The Surprising Truth About Winning Power Struggles with Students Every
Sep 20, 2008 Classroom Management 3091 Views
Here's the absolute, no-fail way to win every power struggle with every kid every time: Don't struggle for power. Think about it. The minute an adult wrestles with a kid for power, they've immediately lost. And, the younger the child, the more true that statement becomes. To give you an image, you want to take your "sails" out of their wind, so to speak. Here are some specific tips and tricks to use instead of getting caught up in the "Yes, you will"-"No, I won't" battles when everybody loses.
How do we know what to recommend to you? This is all we do. Our popular web site (http://www.youthchg.com) is your Problem-Kid Problem-Solver packed with lots of creative ideas, along with books, workshops, and much more.
*** It's Fun to Torture Adults: For many youngsters, it can seem like sport to "trap" an adult in a power struggle. What better way to get out of doing what you are supposed to be doing than to debate it?

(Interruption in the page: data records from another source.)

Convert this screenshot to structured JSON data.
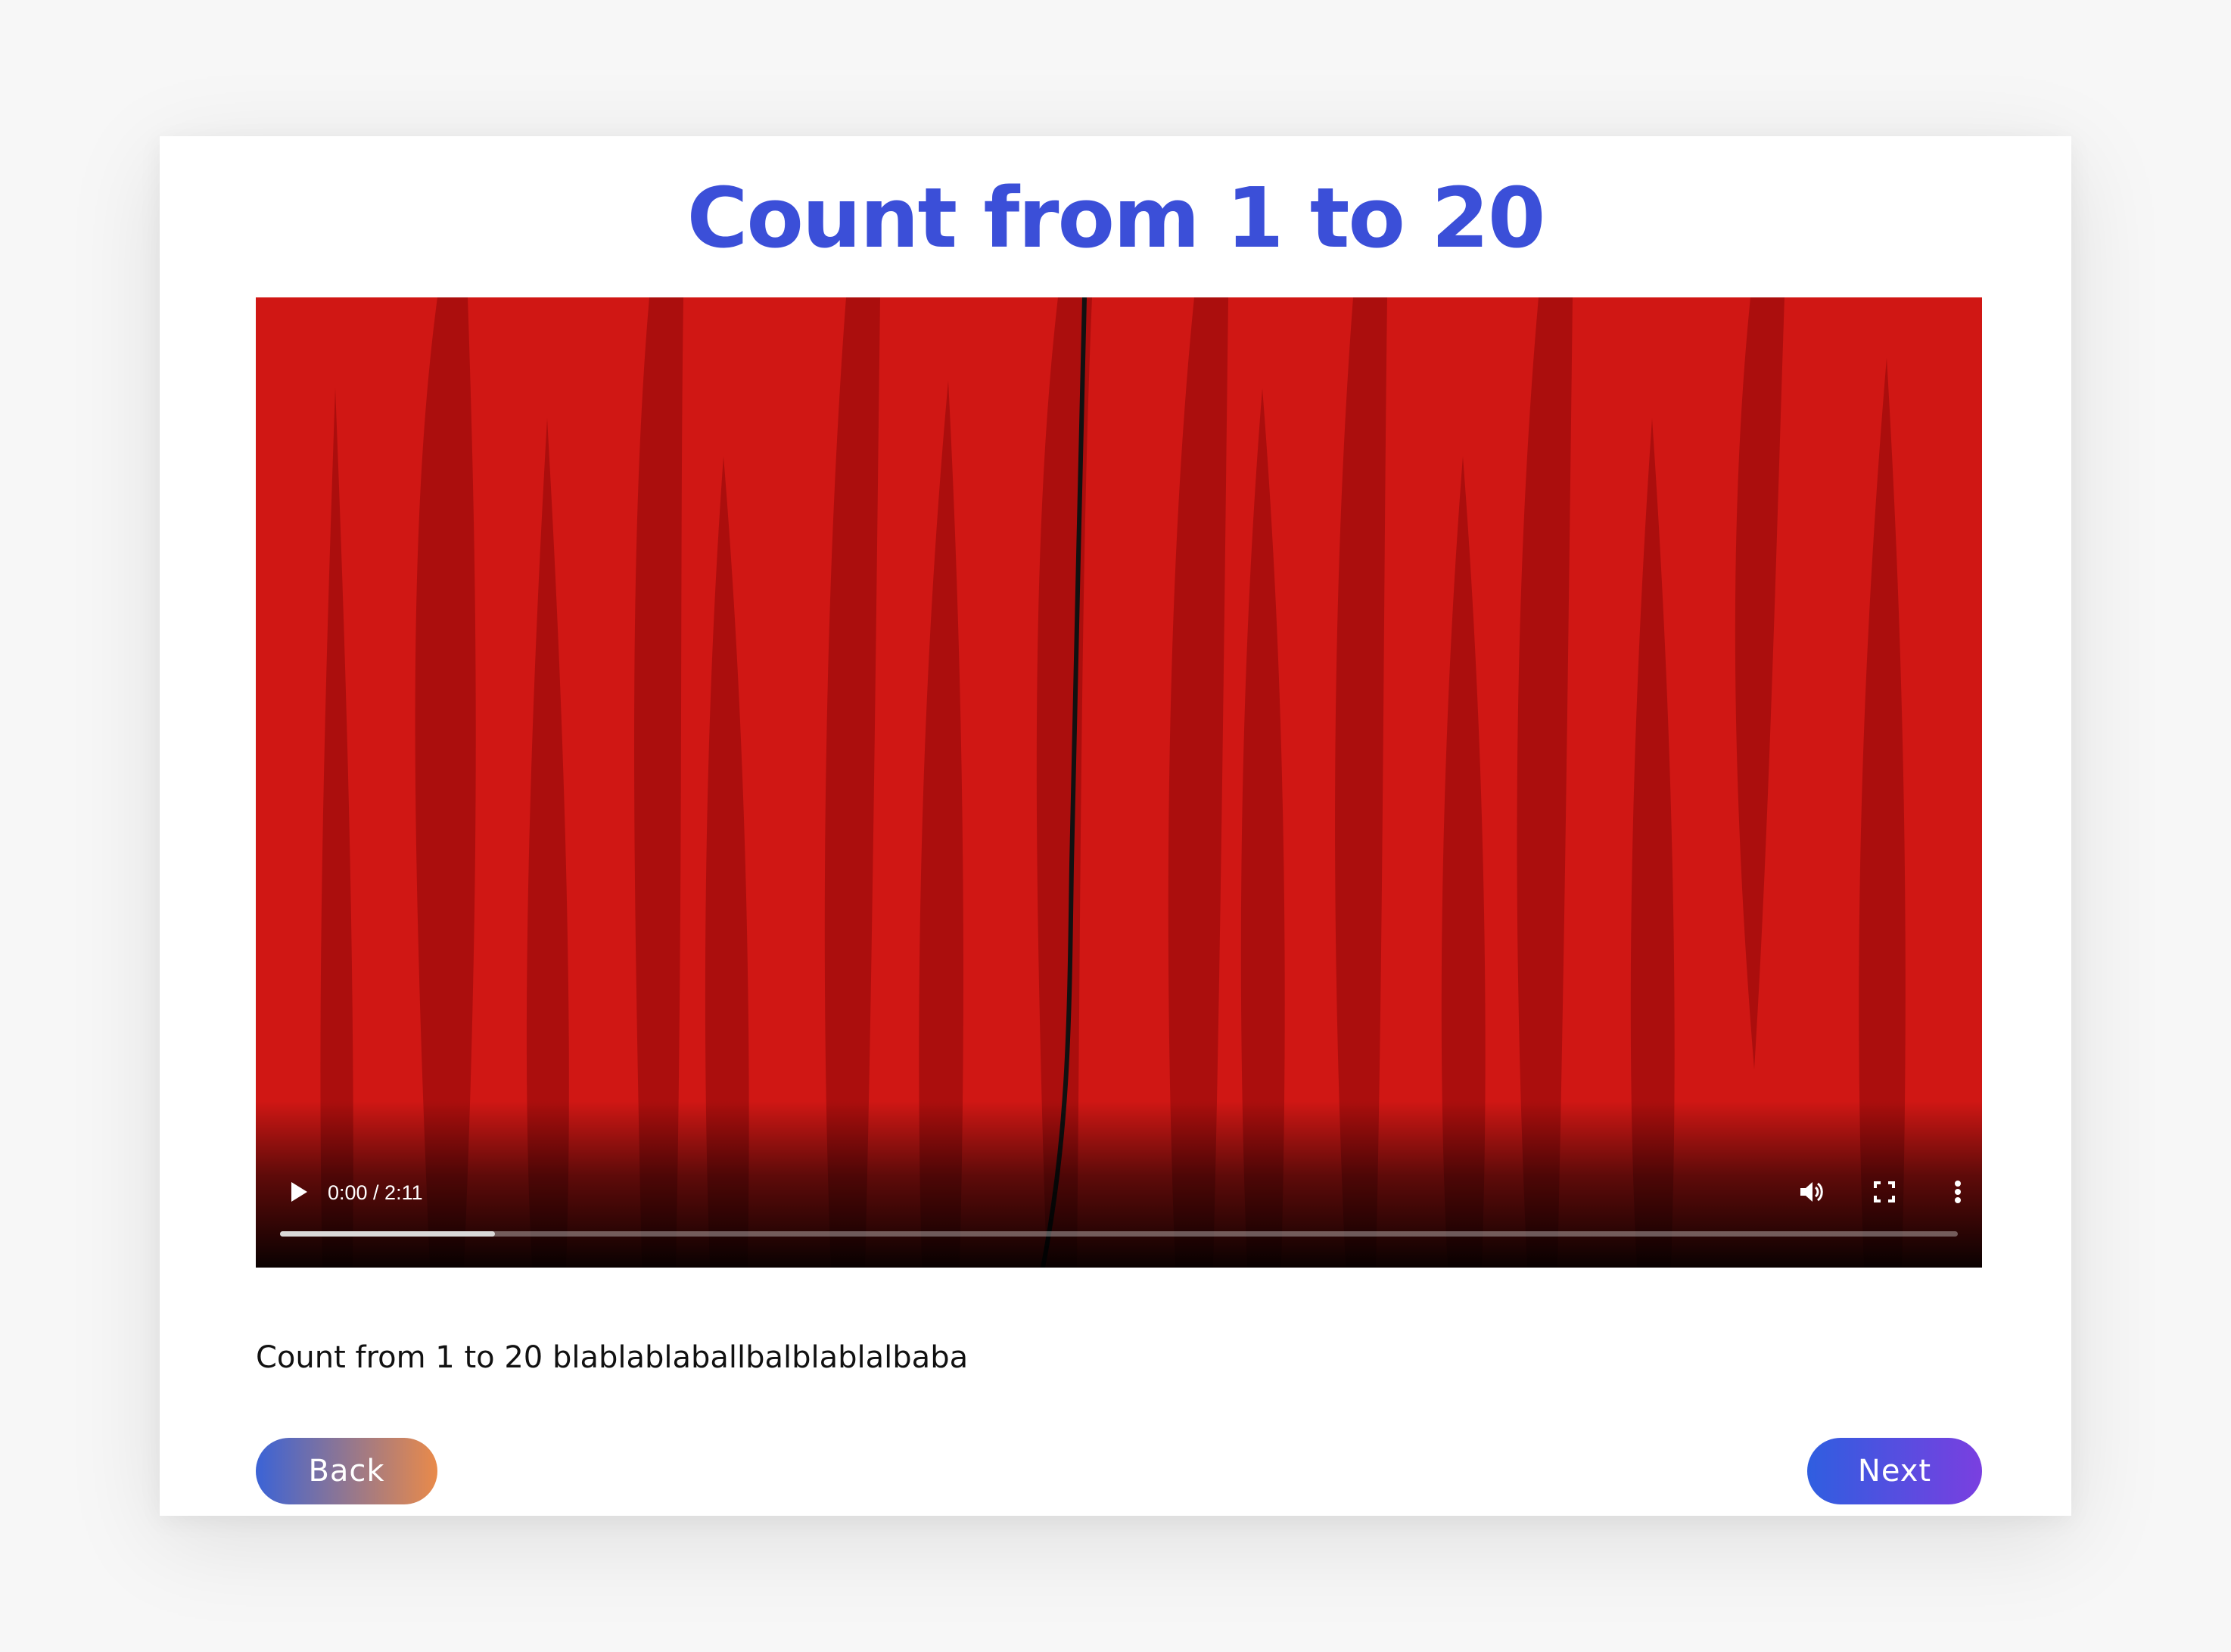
{
  "page": {
    "title": "Count from 1 to 20",
    "description": "Count from 1 to 20 blablablaballbalblablalbaba"
  },
  "video": {
    "time_display": "0:00 / 2:11",
    "current_time": "0:00",
    "duration": "2:11",
    "buffered_fraction": 0.128,
    "played_fraction": 0.0,
    "controls": {
      "play_icon": "play-icon",
      "volume_icon": "volume-icon",
      "fullscreen_icon": "fullscreen-icon",
      "menu_icon": "more-vert-icon"
    },
    "poster_colors": {
      "base": "#d01714",
      "fold": "#a50d0c",
      "seam": "#111111"
    }
  },
  "navigation": {
    "back_label": "Back",
    "next_label": "Next"
  },
  "colors": {
    "title": "#3b4fd8",
    "back_gradient": [
      "#3b63d6",
      "#e98a4a"
    ],
    "next_gradient": [
      "#2f5ee0",
      "#7a3fe0"
    ]
  }
}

For example, if you run a counseling group, you may notice that it seems impossible to get some youngsters to come to group on time. Instead of taking group time to debate if "the bus was late" is a satisfactory excuse, turn it over to the group. The group may decide, for example, to have the latecomer clean up after the group is over, a natural consequence of inconveniencing the group members. Notice the issue switches from being an adult-kid issue to a kid-to-kid issue. Once your group has set a standard policy, never waste time debating again.
*** BONUS TIP: Set an on-going limit on how long you'll discuss compliance issues. Your youngsters will know that they have only a brief time frame, and that this time can not be during group or class time, but on their own time.
*** Meet the Bickersons: Teach kids about the "bicker- backs", when people get into a griping match. Teach them how to spot the "bickers" and to stop the "backs". They'll learn that you won't bickerback and will give up attempting to bicker with you. This is a great device to give to families.
*** BONUS TIP: Teach kids "Ask once, you're assertive, ask thrice, you're aggressive." This saying can become a common comment that youth use with each other, relieving you of some of the chore of confronting coercive behavior.
*** When Do You Let Them Have It?: We got that question recently in our workshop from a teacher who wanted to know a "really good put-down" to stop the bickering and clowning. This question was easy. You don't ever "let them have it." There is never a circumstance when it is okay to demean a child. Channel the child instead. For example, working with a class clown can be a battle as the child debates whether comments were "appropriate" or not. A fun approach is to ask the class clown to morph the comment for different audiences, such as for the boss on the job you really want. You are assisting the child to gain skill in adapting content to fit different circumstances, rather than focusing on squelching what could be a terrific asset for the long run. Successfully teaching the child to channel the humor can help the child become a wonderful team member in the work place, someone who can lighten up tense and difficult situations with appropriate humor.
*** BONUS TIP: Have your class or group establish rules about the number of talk-outs per hour, and to create a standing policy about what to do when problems occur. Without a recommended number for kids to follow, some won't be able to discern a reasonable number on their own. Young people need practice providing self-governance; most adults don't need that practice. With this intervention, not only do you shift the problems away from being adult-kid to kid-kid, but you are aiding your kids to practice essential self-management skills.
*** Defiance, Coercion and Acceptance: As you work to discern what to do in situations that could easily become power struggles, avoid coercing kids, and putting their backs to the wall so defiance becomes one of the few options left. The more you can use acceptance to find a mutually agreeable middle ground, the more success you will have with children and youth who would otherwise power struggle.
*** BONUS TIP: Be sure you know a lot about conduct disordered youth, your most hard-to-manage children. If you do not know this child "backwards and forwards, inside and out", and how to work with this youth completely differently than everyone else, you will be very vulnerable to being entangled in power struggles for control and safety. Because conduct disorders are very slick and manipulative, you may not even fully appreciate exactly what is going on. There is no quick strategy to just disarm this youth. You must take the time to learn about their operating system and acquire the special set of techniques needed. You need to ensure you know all about this youth who may be 11-15% or more of your population.